Валентина Анатольевна Теплова
Кандидат исторических наук
Профессор Минских Духовных Академии и Семинарии
Доцент БГУ
г. Минск, Беларусь
Латинизация греко-католической церкви в XVII – XVIII вв. как фактор духовно-культурного размежевания униатского духовенства
М.О. Коялович начинает 2-й том своей «Литовской унии» словами: «Униатская литовская Церковь одною рукою созидала себя, … а другою в то же самое время разрушала»[1]. Силой, которая привела греко-католическую церковь к внутреннему кризису, явно обозначившемуся уже к середине XVIII века, была латинизация. Ее основы были заложены еще в отказе папы Климента VIII признать условия единства двух церквей, которые привезли в Рим в ноябре 1595 г. иерархи Киевской митрополии Ипатий Потей и Кирилл Терлецкий. Глава Римско-Католической церкви заставил не только подписать, но и клятвенно подтвердить за себя и за русских иерархов предложенное им исповедание веры, признающее определения Флорентийского и Тридентского соборов об исхождении Св. Духа «и от Сына», причащение под одним видом, учение о чистилище, индульгенциях и о примате папы, наместнике Христовом, а «все противное, как-то раскол и ереси, которые Церковь отвергнула и прокляла, проклинаю и отвергаю»[2]. На торжественном приеме у папы в Константиновом Дворце по случаю подписания условий унии епископы Ипатий Потей и Кирилл Терлецкий за себя и за пославших их митрополита и епископов заявили: «Исповедую, что Святая Католическая и Апостольская Римская Церковь для всех Церквей есть Матерь и Учительница, а римскому понтифику, преемнику блаженного Петра князя апостолов, наместнику Христа, истинное послушание отдавать торжественно обещаю и клянусь». Православным оставались обряды, но с оговоркой: если таковые не противны католическому вероучению и не препятствуют общению с Римской церковью.
Начавшись с подписания условий церковной унии в Риме, процесс латинизации продолжался в течение всего периода ее существования, хотя теоретические предпосылки этого процесса можно проследить еще у Петра Скарги[3]. А. Хойнацкий выделяет в латинизации униатской церкви два периода: от Брестской унии 1596 г до Замойского собора 1720 г. и от Замойского собора до «наших дней»[4].

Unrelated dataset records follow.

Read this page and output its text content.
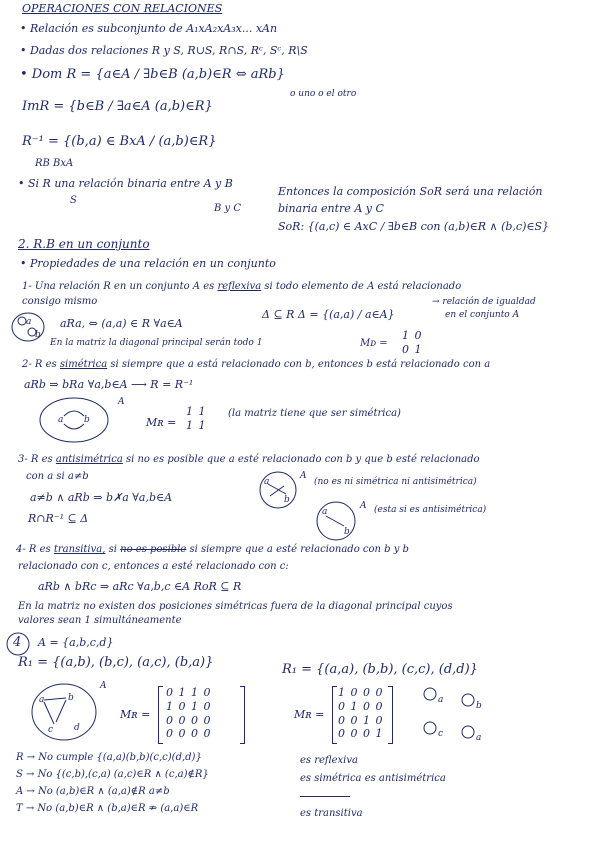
OPERACIONES CON RELACIONES
• Relación es subconjunto de A₁xA₂xA₃x... xAn
• Dadas dos relaciones R y S, R∪S, R∩S, Rᶜ, Sᶜ, R\S
• Dom R = {a∈A / ∃b∈B (a,b)∈R ⇔ aRb}
o uno o el otro
ImR = {b∈B / ∃a∈A (a,b)∈R}
R⁻¹ = {(b,a) ∈ BxA / (a,b)∈R}
RB BxA
• Si R una relación binaria entre A y B
S
B y C
Entonces la composición SoR será una relación
binaria entre A y C
SoR: {(a,c) ∈ AxC / ∃b∈B con (a,b)∈R ∧ (b,c)∈S}
2. R.B en un conjunto
• Propiedades de una relación en un conjunto
1- Una relación R en un conjunto A es reflexiva si todo elemento de A está relacionado
consigo mismo
a
b
aRa, ⇔ (a,a) ∈ R ∀a∈A
Δ ⊆ R Δ = {(a,a) / a∈A}
→ relación de igualdad
en el conjunto A
En la matriz la diagonal principal serán todo 1	Mᴅ =
1 0
0 1
2- R es simétrica si siempre que a está relacionado con b, entonces b está relacionado con a
aRb ⇒ bRa ∀a,b∈A ⟶ R = R⁻¹
a b
A
Mʀ =
1 1
1 1
(la matriz tiene que ser simétrica)
3- R es antisimétrica si no es posible que a esté relacionado con b y que b esté relacionado
con a si a≠b
a≠b ∧ aRb ⇒ b✗a ∀a,b∈A
R∩R⁻¹ ⊆ Δ
a
b
A
(no es ni simétrica ni antisimétrica)
a
b
A (esta si es antisimétrica)
4- R es transitiva, si no es posible si siempre que a esté relacionado con b y b
relacionado con c, entonces a esté relacionado con c:
aRb ∧ bRc ⇒ aRc ∀a,b,c ∈A RoR ⊆ R
En la matriz no existen dos posiciones simétricas fuera de la diagonal principal cuyos
valores sean 1 simultáneamente
4 A = {a,b,c,d}
R₁ = {(a,b), (b,c), (a,c), (b,a)}	R₁ = {(a,a), (b,b), (c,c), (d,d)}
a	b
c d
A
Mʀ =
0 1 1 0
1 0 1 0
0 0 0 0
0 0 0 0
Mʀ =
1 0 0 0
0 1 0 0
0 0 1 0
0 0 0 1
a
b
c	a
R → No cumple {(a,a)(b,b)(c,c)(d,d)}
S → No {(c,b),(c,a) (a,c)∈R ∧ (c,a)∉R}
A → No (a,b)∈R ∧ (a,a)∉R a≠b
T → No (a,b)∈R ∧ (b,a)∈R ⇏ (a,a)∈R
es reflexiva
es simétrica es antisimétrica
es transitiva
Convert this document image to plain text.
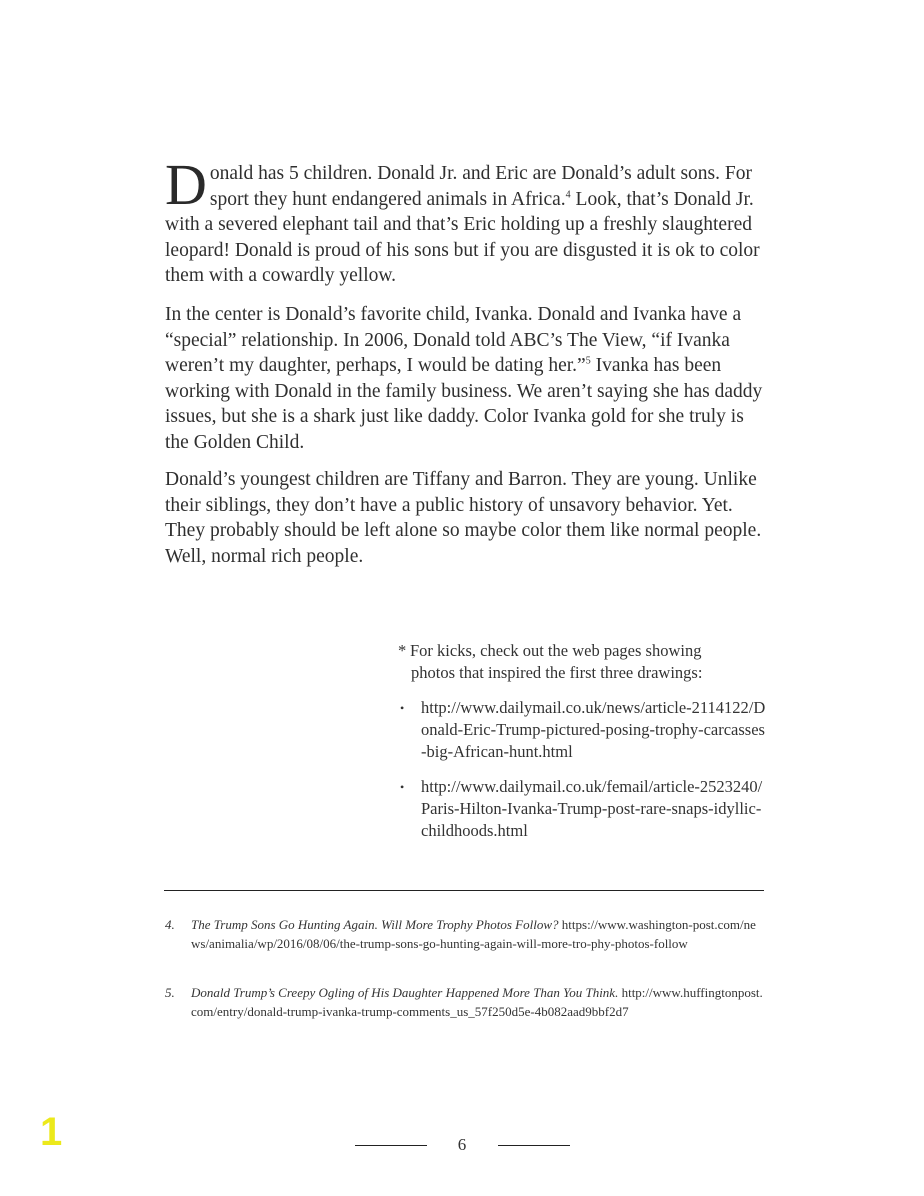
Donald has 5 children. Donald Jr. and Eric are Donald’s adult sons. For sport they hunt endangered animals in Africa.$^4$ Look, that’s Donald Jr. with a severed elephant tail and that’s Eric holding up a freshly slaughtered leopard! Donald is proud of his sons but if you are disgusted it is ok to color them with a cowardly yellow.

In the center is Donald’s favorite child, Ivanka. Donald and Ivanka have a “special” relationship. In 2006, Donald told ABC’s The View, “if Ivanka weren’t my daughter, perhaps, I would be dating her.”$^5$ Ivanka has been working with Donald in the family business. We aren’t saying she has daddy issues, but she is a shark just like daddy. Color Ivanka gold for she truly is the Golden Child.

Donald’s youngest children are Tiffany and Barron. They are young. Unlike their siblings, they don’t have a public history of unsavory behavior. Yet. They probably should be left alone so maybe color them like normal people. Well, normal rich people.

* For kicks, check out the web pages showing
photos that inspired the first three drawings:

•	http://www.dailymail.co.uk/news/article-2114122/Donald-Eric-Trump-pictured-posing-trophy-carcasses-big-African-hunt.html
•	http://www.dailymail.co.uk/femail/article-2523240/Paris-Hilton-Ivanka-Trump-post-rare-snaps-idyllic-childhoods.html
4.	The Trump Sons Go Hunting Again. Will More Trophy Photos Follow? https://www.washington-post.com/news/animalia/wp/2016/08/06/the-trump-sons-go-hunting-again-will-more-tro-phy-photos-follow
5.	Donald Trump’s Creepy Ogling of His Daughter Happened More Than You Think. http://www.huffingtonpost.com/entry/donald-trump-ivanka-trump-comments_us_57f250d5e-4b082aad9bbf2d7
6
1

Первый период характеризуется острожным, а подчас и малозаметным проникновением латинских вставок и нововведений в богослужение униатов. До Замойского собора при богослужении униаты употребляли те же самые церковные книги, которыми пользовалась вся Православная церковь. Посягнуть на переделку богослужебных книг, без подготовки народа, означало бы оттолкнуть народ от унии, сделать его вечным и непримиримым врагом унии. «Папам, – пишет А. Хойнацкий, – не впервые было делать подобные уступки изменникам восточного православия. Они раз и навсегда сказали на Флорентийском соборе, что могут терпеть, дабы греки не отпали от своего обряда», и потому никогда не стеснялись утверждать все древнее их православное богослужение и богослужебные книги, хотя рады были не пропустить ни одного случая возможности извратить их характер и направление»[5].Так поступали и с униатами. Уже в 1594 г. появилась булла Климента VIII, в 1615 г. - Павла V, а в 1624 г. Урбана VIII, предостерегающие от нарушений чистоты греческого обряда и сохранения древних богослужебных книг. Однако эти буллы ни в коей степени не являются свидетельством истинных намерений апостольской столицы и действительного положения дел. В это же самое время иезуиты посредством своих школ взяли в свои руки образование униатской молодежи, сделавшись их единственными наставниками, и выпускали из них убежденных католиков.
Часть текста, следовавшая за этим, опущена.